Menanggapi serangan tersebut, Ukraina menyatakan telah berhasil mencegat sejumlah rudal balistik yang diluncurkan oleh Rusia. Komando Angkatan Udara Ukraina melaporkan bahwa sistem pertahanan udara mereka aktif berupaya menangkis serangan. Meskipun demikian, tidak semua rudal berhasil dihalau, sehingga sebagian tetap menghantam sasaran.
Seorang pejabat Ukraina, yang enggan disebutkan namanya, mengatakan kepada media bahwa serangan ini merupakan upaya Rusia untuk meningkatkan tekanan militer di tengah situasi perang yang memanas. “Setiap hari, warga sipil Ukraina menghadapi ancaman dari serangan Rusia. Ini menunjukkan bahwa konflik ini belum berakhir dan membutuhkan perhatian internasional yang lebih besar,” ujarnya.

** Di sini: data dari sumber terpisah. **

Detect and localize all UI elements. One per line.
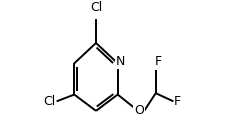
Text: Cl: Cl — [90, 1, 102, 14]
Text: F: F — [154, 55, 161, 68]
Text: Cl: Cl — [44, 95, 56, 108]
Text: O: O — [134, 104, 144, 117]
Text: F: F — [173, 95, 180, 108]
Text: N: N — [115, 55, 125, 68]
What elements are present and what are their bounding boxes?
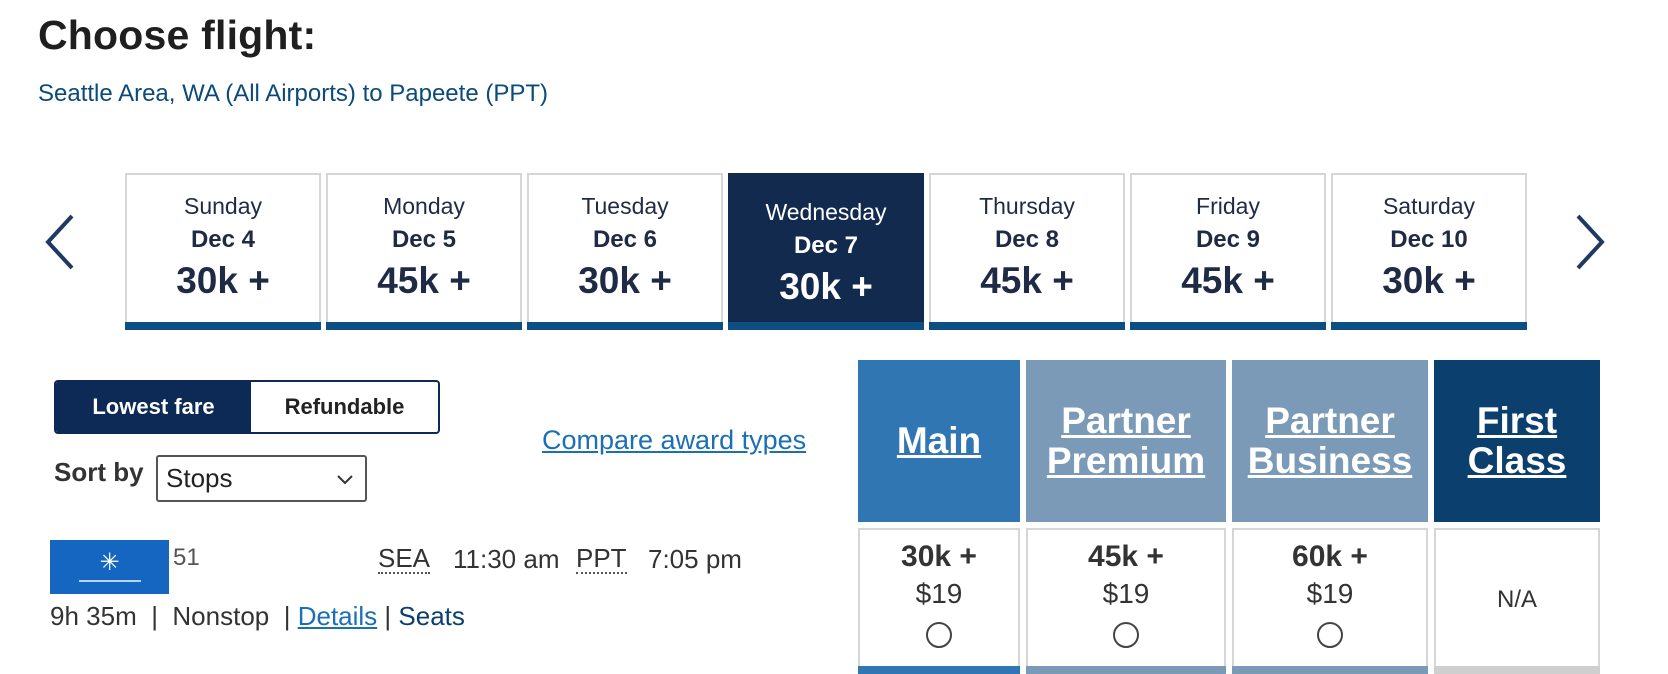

Pihak Ukraina berjanji akan terus melakukan investigasi mendalam terhadap dampak serangan dan akan memberikan informasi terbaru seiring dengan perkembangan situasi. Serangan rudal balistik terbaru ini kembali menimbulkan kekhawatiran akan eskalasi lebih lanjut dalam konflik Rusia-Ukraina, serta dampaknya terhadap stabilitas regional.